FEVER support looks less complete than the README's benchmark list. Some FEVER reflection and critique entries are None or have a misspelled key in the prompt registry, so I would treat the full ExpeL extraction path as better code-confirmed for HotpotQA, ALFWorld, and WebShop (prompts/init.py, README.md).
Cached fold rules make lineage run-dependent.
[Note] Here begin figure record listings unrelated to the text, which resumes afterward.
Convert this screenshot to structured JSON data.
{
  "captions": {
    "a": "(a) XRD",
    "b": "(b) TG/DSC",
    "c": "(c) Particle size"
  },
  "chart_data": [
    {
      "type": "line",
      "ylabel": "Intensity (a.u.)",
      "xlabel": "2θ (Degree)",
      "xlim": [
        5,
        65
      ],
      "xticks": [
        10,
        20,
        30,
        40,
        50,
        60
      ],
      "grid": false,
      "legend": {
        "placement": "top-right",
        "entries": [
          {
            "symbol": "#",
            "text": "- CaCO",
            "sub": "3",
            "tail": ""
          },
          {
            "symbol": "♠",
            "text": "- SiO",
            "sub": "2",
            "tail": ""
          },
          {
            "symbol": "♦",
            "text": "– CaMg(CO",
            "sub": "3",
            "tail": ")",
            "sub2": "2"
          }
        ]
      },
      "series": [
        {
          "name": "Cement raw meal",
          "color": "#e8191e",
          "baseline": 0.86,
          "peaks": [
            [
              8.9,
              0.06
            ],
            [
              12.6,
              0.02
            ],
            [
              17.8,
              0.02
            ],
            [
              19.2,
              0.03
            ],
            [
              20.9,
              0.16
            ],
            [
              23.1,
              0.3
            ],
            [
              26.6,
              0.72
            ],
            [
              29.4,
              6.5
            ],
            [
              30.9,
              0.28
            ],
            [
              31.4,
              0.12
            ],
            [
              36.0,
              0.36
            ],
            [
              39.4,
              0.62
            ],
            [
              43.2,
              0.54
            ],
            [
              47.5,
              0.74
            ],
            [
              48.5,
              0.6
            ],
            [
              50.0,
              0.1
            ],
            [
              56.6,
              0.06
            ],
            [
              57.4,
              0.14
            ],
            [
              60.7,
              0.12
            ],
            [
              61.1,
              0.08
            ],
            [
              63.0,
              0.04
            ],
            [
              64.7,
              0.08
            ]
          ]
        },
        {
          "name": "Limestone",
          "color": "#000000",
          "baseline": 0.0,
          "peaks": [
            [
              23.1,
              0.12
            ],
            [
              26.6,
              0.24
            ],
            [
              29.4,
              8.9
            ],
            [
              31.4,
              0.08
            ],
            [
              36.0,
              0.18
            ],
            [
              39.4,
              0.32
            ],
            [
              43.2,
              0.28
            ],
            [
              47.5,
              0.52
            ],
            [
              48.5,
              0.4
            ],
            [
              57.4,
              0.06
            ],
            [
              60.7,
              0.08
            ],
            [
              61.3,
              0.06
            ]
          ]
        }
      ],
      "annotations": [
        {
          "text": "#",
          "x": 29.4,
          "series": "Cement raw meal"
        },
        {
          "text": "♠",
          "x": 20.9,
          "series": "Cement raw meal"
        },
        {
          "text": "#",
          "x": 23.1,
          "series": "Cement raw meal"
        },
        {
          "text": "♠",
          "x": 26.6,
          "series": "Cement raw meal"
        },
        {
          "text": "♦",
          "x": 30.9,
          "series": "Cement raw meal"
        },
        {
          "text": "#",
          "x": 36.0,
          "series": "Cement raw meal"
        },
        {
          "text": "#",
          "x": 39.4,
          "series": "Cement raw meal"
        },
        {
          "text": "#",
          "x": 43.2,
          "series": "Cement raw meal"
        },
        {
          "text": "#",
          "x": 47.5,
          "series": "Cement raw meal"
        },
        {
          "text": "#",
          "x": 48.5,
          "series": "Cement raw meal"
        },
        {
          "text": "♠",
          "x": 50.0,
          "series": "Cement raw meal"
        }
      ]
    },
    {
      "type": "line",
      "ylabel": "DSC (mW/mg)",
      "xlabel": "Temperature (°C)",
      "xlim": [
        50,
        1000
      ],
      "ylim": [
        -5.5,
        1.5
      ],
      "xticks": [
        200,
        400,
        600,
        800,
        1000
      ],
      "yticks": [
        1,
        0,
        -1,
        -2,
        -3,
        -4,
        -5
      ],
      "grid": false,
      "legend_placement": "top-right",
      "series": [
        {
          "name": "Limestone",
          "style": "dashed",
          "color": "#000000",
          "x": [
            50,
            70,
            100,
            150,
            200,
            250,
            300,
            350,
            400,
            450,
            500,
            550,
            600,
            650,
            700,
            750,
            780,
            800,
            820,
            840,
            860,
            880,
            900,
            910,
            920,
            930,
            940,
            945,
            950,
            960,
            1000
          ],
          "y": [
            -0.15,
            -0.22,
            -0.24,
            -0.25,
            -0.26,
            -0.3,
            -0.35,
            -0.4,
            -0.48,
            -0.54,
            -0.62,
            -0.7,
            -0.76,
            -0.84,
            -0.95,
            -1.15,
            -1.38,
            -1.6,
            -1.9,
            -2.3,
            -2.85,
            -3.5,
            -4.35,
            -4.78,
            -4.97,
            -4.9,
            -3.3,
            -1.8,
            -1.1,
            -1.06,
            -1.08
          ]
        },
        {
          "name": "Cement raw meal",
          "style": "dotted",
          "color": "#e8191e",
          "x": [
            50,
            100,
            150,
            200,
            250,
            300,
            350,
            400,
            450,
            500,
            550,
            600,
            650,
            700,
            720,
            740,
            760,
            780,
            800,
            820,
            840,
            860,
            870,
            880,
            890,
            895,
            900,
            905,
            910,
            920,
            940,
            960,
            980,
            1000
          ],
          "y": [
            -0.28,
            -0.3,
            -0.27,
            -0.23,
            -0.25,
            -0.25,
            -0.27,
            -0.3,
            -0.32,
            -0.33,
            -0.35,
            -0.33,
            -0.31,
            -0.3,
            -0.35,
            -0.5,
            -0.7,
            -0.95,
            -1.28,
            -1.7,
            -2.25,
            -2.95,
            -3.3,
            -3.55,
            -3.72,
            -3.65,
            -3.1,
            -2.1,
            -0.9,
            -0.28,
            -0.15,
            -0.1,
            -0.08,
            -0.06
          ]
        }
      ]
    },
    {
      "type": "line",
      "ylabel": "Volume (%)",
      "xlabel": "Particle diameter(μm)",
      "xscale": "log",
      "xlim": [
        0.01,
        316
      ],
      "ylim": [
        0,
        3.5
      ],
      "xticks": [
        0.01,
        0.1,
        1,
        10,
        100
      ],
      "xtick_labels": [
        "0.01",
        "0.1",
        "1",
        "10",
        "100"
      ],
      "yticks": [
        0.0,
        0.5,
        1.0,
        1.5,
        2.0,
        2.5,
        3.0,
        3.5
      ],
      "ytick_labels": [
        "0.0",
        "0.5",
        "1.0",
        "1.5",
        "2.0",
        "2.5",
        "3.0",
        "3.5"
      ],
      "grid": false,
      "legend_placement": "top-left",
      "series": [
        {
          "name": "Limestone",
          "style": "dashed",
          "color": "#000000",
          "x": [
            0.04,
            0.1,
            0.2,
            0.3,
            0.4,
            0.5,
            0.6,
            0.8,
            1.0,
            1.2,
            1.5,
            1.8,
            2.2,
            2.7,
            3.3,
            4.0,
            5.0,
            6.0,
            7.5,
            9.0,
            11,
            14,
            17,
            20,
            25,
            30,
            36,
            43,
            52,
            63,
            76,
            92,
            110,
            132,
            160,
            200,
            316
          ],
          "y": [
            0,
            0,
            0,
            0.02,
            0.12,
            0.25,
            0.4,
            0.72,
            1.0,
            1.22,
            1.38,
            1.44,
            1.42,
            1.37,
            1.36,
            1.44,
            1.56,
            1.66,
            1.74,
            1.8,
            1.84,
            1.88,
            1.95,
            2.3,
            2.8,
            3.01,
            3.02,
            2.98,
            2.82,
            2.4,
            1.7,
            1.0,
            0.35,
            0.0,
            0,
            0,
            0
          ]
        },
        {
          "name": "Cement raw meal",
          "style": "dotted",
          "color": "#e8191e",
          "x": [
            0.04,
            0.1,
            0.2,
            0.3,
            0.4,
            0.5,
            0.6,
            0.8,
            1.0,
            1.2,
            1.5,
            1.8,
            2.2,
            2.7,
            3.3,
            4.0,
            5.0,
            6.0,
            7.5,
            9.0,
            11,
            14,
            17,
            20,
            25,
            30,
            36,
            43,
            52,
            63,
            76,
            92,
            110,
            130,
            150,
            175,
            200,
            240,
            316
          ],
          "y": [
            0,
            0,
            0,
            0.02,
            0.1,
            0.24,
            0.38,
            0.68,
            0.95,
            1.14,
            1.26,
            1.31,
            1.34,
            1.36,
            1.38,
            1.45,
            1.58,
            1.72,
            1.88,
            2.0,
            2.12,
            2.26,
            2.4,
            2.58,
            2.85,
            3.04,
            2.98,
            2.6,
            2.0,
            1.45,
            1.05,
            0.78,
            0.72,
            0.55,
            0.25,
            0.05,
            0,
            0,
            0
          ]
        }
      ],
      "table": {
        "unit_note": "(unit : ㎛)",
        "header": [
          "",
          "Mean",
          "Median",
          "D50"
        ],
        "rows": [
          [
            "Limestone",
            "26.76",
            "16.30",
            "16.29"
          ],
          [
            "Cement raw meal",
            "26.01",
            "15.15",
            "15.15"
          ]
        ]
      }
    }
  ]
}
Evaluation can load cached fold rules or regenerate rules from training histories depending on config, so the exact rule lineage depends on invocation flags and saved checkpoint state (eval.py).
What to Watch
- Whether future ExpeL-style systems preserve item-level provenance from each rule back to exact trajectories, LLM operations, folds, and acceptance evidence.
- Whether trajectory retrieval moves from whole-example insertion to cited snippets or compact trajectory summaries, reducing context complexity while keeping relevance.
- Whether rule extraction gains validation before prompt authority, such as contradiction checks, held-out rule ablations, or human approval.
- Whether checkpoint storage moves from pickle to structured, inspectable artifacts suitable for review and migration.
- Whether retrieval becomes a persistent per-fold index rather than an ephemeral FAISS rebuild inside prompt updates.
Relevant Notes:
- Trace-derived learning techniques in related systems - places ExpeL's task trajectories, extracted rules, and retrieved examples in the trace-derived landscape.
- Knowledge storage does not imply contextual activation - distinguishes ExpeL's stored logs from prompt-time rule and example read-back.
- Activate Behavior-Changing Memory Before The Mistake - exemplifies pre-action insertion of behavior-shaping memory.
- Axes of artifact analysis - applies to ExpeL's logs, checkpoints, trajectories, rules, vector ranking state, and prompt templates.
- Knowledge artifact - distinguishes raw trajectories, logs, and retrieved examples as evidence or context.
- System-definition artifact - distinguishes rules, prompt templates, configs, parsers, and retrieval policy as behavior-shaping artifacts.